28 novembre 2009
Une maison en bois à louer : la maison du passage

La maison du passage est une jolie maison en bois à louer à la Trinité sur mer, en Bretagne Sud.
C'est une vraie maison en bois, pas une maison en parpaings recouverte avec du bardage.
Son propriétaire, lui-même dans le bâtiment, en rêvait depuis des années.
Nous y avons passé un très agréable séjour. Elle est très fonctionnelle, simplement et sobrement décorée.
Il y a une atmosphère particulière dans une maison en bois. L'air est plus sec (pas de sensation d'humidité même dans le cas présent où la maison est à quelques mètre seulement d'un bras de mer), la chaleur homogène. On a une sensation de réel confort et contrairement à la légende, c'est bien isolé sur le plan acoustique.
A découvrir !
03 novembre 2009
Video de la construction d'une maison en bois par Mioterr
est un promoteur immobilier qui construit des maisons bioclimatiques.
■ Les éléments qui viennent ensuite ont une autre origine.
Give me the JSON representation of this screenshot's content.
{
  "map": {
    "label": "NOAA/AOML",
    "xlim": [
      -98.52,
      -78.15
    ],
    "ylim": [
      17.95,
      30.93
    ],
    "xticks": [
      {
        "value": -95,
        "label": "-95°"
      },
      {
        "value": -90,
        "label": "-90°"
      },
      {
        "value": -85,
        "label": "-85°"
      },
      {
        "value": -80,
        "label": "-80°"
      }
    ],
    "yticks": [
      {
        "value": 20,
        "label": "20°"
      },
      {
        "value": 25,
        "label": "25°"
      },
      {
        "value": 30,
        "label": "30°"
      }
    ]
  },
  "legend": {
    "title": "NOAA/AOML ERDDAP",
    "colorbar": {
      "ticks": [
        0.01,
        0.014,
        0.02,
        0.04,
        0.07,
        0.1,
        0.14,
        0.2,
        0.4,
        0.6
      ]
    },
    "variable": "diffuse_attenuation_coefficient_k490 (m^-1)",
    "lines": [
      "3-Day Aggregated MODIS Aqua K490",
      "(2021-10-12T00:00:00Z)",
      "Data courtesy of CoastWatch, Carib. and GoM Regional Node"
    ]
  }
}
La petite video ci-dessous montre le montage d'une maison en bois en 2 jours.
Intéressant.
Noter qu'ils prennent en compte l'electro-magnétisme, et qu'un géobiologiste intervient sur le chantier.
Dommage qu'on n'ait pas d'ordre d'idées de prix pour ces maisons.
19 octobre 2009
Maison passive à Issy-les-Moulineaux
L'agence locale de l'énergie de la communauté d'agglomération Arc de Seine a organisé le samedi 17 octobre 2009 la visite d'une maison passive, et même à énergie positive, à Issy-les-Moulineaux.
L'architecte et maître d'oeuvre Pascal Gontier nous a fait la visite fort instructive de cette maison qui se veut "un manifeste architectural" pour montrer que l'on peut construire non seulement "beau" mais aussi, surtout dans le contexte des changements climatiques que nous connaissons tous, avec une conscience environnementale personnelle aÏgue, et des convictions, qui se traduisent de différentes manières.
L'idée générale est non seulement de construire "passif", c'est-à-dire une maison qui dépense le minimum pour être chauffée, qui est donc, en quelque sorte "autarcique", car elle est avant tout conçue pour lutter contre la déperdition calorique. Dans ce projet, il s'agit d'aller plus loin encore, pour produire plus d'énergie que consommé.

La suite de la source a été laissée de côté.